As a part of our Classroom without Walls programme, each parent hosts the group of his/her child for about 2.5 hours approx. once in two months. They also get a chance to receive their friends in their space, understand formal and informal spaces, see diversity in how families function and expand their universe of valuable experiences. Once a week we see the children embark on this route towards welcoming spaces, sumptuous lunches provided by the host families and a chance to explore each other’s worlds more closely. For the families it reveals their child’s world in all its hues. It is inclusion felt and experienced in an organic way, a vision that Snehadhara aspires for constantly. We are also hoping that this will lead us towards fresh ideas for the overnighters that would start from the second quarter onwards.
To carry forward this endeavour, every Thursday, children of each group visit one of their group-mates homes, meet their friends and families, have lunch and return to the centre. The children leave the centre at 10.45 am and are back at the centre by 2.15 pm. Facilitators and support of the group concerned accompany the groups.
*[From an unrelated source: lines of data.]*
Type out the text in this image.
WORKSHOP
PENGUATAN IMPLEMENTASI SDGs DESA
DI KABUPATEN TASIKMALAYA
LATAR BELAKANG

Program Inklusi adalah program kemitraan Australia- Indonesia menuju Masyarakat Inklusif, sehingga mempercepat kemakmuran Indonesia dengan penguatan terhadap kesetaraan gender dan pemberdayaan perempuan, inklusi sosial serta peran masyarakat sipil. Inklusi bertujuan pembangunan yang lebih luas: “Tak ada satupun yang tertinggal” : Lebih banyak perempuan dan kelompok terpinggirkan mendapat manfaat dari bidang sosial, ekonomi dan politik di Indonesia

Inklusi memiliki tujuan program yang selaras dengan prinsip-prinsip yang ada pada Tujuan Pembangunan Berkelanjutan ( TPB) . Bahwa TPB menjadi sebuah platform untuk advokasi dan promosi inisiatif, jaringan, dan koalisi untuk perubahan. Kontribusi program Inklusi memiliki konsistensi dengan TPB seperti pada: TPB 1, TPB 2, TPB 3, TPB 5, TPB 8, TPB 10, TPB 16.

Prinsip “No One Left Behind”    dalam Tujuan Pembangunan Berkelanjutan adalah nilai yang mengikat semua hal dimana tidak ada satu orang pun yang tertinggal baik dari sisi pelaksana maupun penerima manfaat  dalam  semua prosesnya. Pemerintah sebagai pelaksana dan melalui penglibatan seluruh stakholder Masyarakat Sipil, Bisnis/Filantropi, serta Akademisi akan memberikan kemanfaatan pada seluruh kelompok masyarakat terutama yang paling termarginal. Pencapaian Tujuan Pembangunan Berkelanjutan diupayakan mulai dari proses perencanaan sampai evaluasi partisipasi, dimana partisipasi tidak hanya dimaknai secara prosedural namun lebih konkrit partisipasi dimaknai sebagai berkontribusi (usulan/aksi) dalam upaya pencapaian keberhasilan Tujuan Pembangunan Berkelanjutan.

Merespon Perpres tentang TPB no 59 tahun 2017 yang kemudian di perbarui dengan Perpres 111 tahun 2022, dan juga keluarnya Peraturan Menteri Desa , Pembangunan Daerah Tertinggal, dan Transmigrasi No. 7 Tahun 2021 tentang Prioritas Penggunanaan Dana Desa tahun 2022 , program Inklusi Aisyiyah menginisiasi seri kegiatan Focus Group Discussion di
Through Home Visits, our children have experienced each other’s home environments, families and personal spaces. Extending this to further explorations in staying together we begin the New Year with the Overnighters at the centre in the final term. This is a natural progression as at the onset of the Home Visits we had envisaged them lead into the Overnighters for the children.
This is a good opportunity for them to push their boundaries as each group gets a chance once a month for this experience. It would also give the parents a chance to a Friday evening to themselves as the children would be with us.